Michigan Gov. Gretchen Whitmer has modified that state’s stay-at-home orders from March 23 and 30 with a new order issued April 24, thereby allowing the state’s green industry businesses to resume operations immediately — provided they follow “enhanced” social distancing rules, as required by the state.
Although the state’s stay-at-home mandate was extended through May 15, several types of green industry businesses were included on a list of “resumed activities” that are now permitted. They include garden stores, nurseries, lawn care and landscaping operations.
“We are still in a pandemic and we must be diligent in following safety protocols in order to keep everyone in our industry safe,” the Michigan Nursery and Landscape Association (MNLA) posted on its website. “If you cannot work safely, then please do not go back to work.”

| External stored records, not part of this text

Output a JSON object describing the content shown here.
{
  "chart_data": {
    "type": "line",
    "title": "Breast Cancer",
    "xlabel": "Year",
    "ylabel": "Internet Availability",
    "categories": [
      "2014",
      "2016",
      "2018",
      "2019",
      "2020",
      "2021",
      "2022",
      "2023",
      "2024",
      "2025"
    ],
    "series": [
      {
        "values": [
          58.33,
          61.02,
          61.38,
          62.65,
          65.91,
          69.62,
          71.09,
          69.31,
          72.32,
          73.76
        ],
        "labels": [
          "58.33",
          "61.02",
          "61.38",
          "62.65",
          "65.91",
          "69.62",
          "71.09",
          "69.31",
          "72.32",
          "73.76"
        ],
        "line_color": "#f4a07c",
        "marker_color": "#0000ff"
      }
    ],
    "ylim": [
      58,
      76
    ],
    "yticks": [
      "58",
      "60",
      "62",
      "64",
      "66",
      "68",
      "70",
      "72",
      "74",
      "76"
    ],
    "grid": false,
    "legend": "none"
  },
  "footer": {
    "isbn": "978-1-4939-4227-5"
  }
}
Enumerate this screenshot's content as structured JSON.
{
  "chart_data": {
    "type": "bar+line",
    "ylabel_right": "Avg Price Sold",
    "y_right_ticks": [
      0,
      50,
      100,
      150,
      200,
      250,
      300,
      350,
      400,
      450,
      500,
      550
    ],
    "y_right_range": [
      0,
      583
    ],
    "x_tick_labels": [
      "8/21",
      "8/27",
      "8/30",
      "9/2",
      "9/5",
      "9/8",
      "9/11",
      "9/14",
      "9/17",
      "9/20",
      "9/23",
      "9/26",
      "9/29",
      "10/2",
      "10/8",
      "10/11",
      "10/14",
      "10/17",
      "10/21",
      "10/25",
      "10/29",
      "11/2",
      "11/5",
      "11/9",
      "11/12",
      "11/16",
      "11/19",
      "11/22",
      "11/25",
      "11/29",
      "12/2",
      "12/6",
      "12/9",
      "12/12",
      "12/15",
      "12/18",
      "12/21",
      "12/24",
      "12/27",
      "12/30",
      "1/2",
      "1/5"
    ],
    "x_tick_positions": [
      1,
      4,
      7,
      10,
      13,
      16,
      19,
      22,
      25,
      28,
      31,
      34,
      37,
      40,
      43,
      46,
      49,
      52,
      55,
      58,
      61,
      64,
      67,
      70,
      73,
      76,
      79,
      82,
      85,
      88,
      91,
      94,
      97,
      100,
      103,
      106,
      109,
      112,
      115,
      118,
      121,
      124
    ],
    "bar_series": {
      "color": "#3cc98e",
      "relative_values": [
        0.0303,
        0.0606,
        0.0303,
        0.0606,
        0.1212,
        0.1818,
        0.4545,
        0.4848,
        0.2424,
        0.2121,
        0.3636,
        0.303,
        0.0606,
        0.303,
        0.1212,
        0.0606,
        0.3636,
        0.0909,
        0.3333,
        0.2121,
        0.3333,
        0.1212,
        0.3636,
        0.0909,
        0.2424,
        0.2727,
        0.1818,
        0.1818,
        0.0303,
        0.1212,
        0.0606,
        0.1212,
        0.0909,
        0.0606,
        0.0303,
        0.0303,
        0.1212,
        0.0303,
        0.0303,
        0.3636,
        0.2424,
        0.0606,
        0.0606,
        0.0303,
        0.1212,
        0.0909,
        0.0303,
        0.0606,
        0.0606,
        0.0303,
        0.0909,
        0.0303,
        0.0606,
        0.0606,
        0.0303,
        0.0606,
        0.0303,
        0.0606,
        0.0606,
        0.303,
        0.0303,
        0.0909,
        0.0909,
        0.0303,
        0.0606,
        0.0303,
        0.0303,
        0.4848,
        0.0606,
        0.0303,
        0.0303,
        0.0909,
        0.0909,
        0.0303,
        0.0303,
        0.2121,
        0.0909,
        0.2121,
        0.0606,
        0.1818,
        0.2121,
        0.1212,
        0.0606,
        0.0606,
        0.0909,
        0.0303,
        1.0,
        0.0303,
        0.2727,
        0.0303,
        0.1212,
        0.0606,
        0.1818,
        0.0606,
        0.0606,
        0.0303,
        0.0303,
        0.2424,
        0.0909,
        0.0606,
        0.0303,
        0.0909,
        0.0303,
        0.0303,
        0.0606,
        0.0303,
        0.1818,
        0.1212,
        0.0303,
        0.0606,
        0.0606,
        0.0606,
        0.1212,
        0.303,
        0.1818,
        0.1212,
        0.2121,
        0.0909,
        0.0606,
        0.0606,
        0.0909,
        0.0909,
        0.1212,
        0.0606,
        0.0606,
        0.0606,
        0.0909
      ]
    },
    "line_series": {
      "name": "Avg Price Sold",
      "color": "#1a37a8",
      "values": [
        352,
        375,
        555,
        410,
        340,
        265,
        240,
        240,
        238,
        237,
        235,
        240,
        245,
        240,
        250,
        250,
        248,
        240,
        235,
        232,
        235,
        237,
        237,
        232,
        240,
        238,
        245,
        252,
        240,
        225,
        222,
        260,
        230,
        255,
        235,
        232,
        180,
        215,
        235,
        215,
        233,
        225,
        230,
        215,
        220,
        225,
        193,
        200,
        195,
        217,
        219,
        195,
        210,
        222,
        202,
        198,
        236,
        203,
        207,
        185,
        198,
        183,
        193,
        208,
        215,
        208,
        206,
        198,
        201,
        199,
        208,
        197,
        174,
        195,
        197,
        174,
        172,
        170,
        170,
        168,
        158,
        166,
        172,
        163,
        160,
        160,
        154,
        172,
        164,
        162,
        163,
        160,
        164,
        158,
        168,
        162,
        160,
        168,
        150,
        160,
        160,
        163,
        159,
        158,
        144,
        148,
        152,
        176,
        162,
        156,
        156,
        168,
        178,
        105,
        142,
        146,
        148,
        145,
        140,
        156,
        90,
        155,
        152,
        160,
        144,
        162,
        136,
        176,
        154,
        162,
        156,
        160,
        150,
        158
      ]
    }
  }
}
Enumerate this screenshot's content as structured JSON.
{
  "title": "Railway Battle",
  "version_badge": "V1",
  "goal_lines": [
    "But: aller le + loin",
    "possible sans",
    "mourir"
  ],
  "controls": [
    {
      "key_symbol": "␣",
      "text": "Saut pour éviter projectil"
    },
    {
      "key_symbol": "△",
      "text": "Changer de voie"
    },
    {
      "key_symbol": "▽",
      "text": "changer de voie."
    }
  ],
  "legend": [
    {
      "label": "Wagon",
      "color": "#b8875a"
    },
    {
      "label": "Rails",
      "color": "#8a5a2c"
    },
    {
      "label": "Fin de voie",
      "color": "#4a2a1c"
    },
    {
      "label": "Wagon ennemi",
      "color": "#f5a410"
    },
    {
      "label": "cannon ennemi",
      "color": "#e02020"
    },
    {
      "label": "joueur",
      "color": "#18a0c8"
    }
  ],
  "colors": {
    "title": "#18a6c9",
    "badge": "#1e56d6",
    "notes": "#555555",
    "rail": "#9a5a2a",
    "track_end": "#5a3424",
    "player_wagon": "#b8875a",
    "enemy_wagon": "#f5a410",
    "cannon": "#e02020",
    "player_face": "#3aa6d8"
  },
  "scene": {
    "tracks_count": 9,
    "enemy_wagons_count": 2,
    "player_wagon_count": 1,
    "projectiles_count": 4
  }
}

The MNLA lobbied successfully so that the green industry can resume operations, and was assisted by other green industry trade groups, both state and national. MNLA also filed a lawsuit in federal court on April 18 seeking to reopen the industry, arguing that the stay-in-place order was unconstitutional.
“While we fully support the Governor’s focus on keeping people safe, ours is an outdoor industry and one that can get Michiganders back to work safely,” MNLA Executive Director Amy Upton stated in a press release when the lawsuit was filed. “Every state in the nation except Michigan recognizes our ability to work safely and allows our industry to stay open. The other states’ approach makes sense. It’s easy to mow the lawn, trim trees, install plantings, and sell plants and seeds for curbside pickup without person-to-person contact. We can keep workers employed without increasing the public-health risk.”
The social distancing requirements include a ban on gatherings where people can’t maintain six feet of distance from one another, limiting in-person interaction between clients and patrons, providing personal protective equipment, adopting protocols to limit the sharing of tools and equipment, and ensuring frequent and thorough cleaning of tools, equipment and frequently touched surfaces.
Stores with less than 50,000 square feet of space must limit entry to 25 percent of the total occupancy limits set by the fire marshal. Larger stores are limited to four people per 1,000 square feet of customer floor space. Both must create markings so that customers are standing six feet apart while waiting. Alternatives to lines, such as allowing customers to wait in their cars for a text or a call, are encouraged.
The stores also are required to create at least two hours per week of shopping time for vulnerable populations, such as people over 60, pregnant women and those with chronic conditions.
Stores are also encouraged to offer curbside pickup.